CMS is referring to this benefit as the immunosuppressive drug benefit, or the Part B-ID benefit.
Eligible individuals can enroll in the new immunosuppressive drug benefit
beginning in October 2022 and coverage starts as early as January 1, 2023.
The monthly premium in 2023 will be $97.10 for the Part B-ID benefit,
which is lower than the standard Part B premium of $164.90 for 2023. Note
that individuals with higher incomes ($97,000 for an individual, $194,00 for
couples filing joint tax returns) will pay a higher income-related premium
(similar to Part B and D premiums) – see this CMS Fact Sheet (Sept. 7, 2022).
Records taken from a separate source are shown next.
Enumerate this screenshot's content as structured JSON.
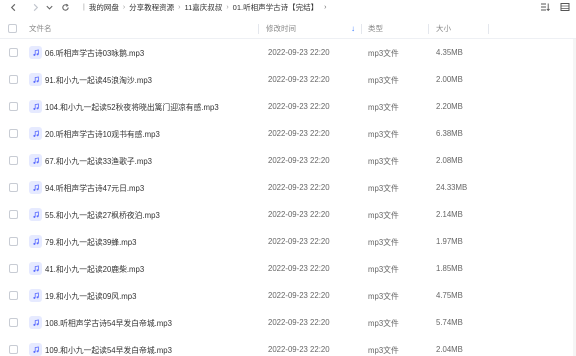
{
  "breadcrumb": {
    "items": [
      "我的网盘",
      "分享教程资源",
      "11嘉庆叔叔",
      "01.听相声学古诗【完结】"
    ],
    "more": "›"
  },
  "columns": {
    "name": "文件名",
    "date": "修改时间",
    "type": "类型",
    "size": "大小"
  },
  "files": [
    {
      "name": "06.听相声学古诗03咏鹅.mp3",
      "date": "2022-09-23 22:20",
      "type": "mp3文件",
      "size": "4.35MB"
    },
    {
      "name": "91.和小九一起读45浪淘沙.mp3",
      "date": "2022-09-23 22:20",
      "type": "mp3文件",
      "size": "2.00MB"
    },
    {
      "name": "104.和小九一起读52秋夜将晓出篱门迎凉有感.mp3",
      "date": "2022-09-23 22:20",
      "type": "mp3文件",
      "size": "2.20MB"
    },
    {
      "name": "20.听相声学古诗10观书有感.mp3",
      "date": "2022-09-23 22:20",
      "type": "mp3文件",
      "size": "6.38MB"
    },
    {
      "name": "67.和小九一起读33渔歌子.mp3",
      "date": "2022-09-23 22:20",
      "type": "mp3文件",
      "size": "2.08MB"
    },
    {
      "name": "94.听相声学古诗47元日.mp3",
      "date": "2022-09-23 22:20",
      "type": "mp3文件",
      "size": "24.33MB"
    },
    {
      "name": "55.和小九一起读27枫桥夜泊.mp3",
      "date": "2022-09-23 22:20",
      "type": "mp3文件",
      "size": "2.14MB"
    },
    {
      "name": "79.和小九一起读39蜂.mp3",
      "date": "2022-09-23 22:20",
      "type": "mp3文件",
      "size": "1.97MB"
    },
    {
      "name": "41.和小九一起读20鹿柴.mp3",
      "date": "2022-09-23 22:20",
      "type": "mp3文件",
      "size": "1.85MB"
    },
    {
      "name": "19.和小九一起读09风.mp3",
      "date": "2022-09-23 22:20",
      "type": "mp3文件",
      "size": "4.75MB"
    },
    {
      "name": "108.听相声学古诗54早发白帝城.mp3",
      "date": "2022-09-23 22:20",
      "type": "mp3文件",
      "size": "5.74MB"
    },
    {
      "name": "109.和小九一起读54早发白帝城.mp3",
      "date": "2022-09-23 22:20",
      "type": "mp3文件",
      "size": "2.04MB"
    }
  ],
  "colors": {
    "accent": "#3a7bff",
    "icon_bg": "#e6eaff",
    "icon_fg": "#5b6cff"
  }
}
State Payment of Medicare Premiums
As
noted in the CMS Fact Sheet, “CMS is finalizing updates to the various
regulations that affect a state’s payment of the Medicare Part A and B premiums
on behalf of 10 million low-income individuals (often known as “state
buy-in”). These changes will better align the regulations with federal
statute, policy, and operations that have evolved over time. By
clarifying and streamlining existing requirements, these changes will promote
access to affordable health coverage and essential medical treatment and
improve health equity for underserved populations.”
Conclusion
We
commend CMS for this final rule. In particular, we appreciate that CMS
used its authority to initially propose the new SEPs, and further commend the
agency for responding to comments and improving the proposed rule so that
Medicare beneficiaries are better served.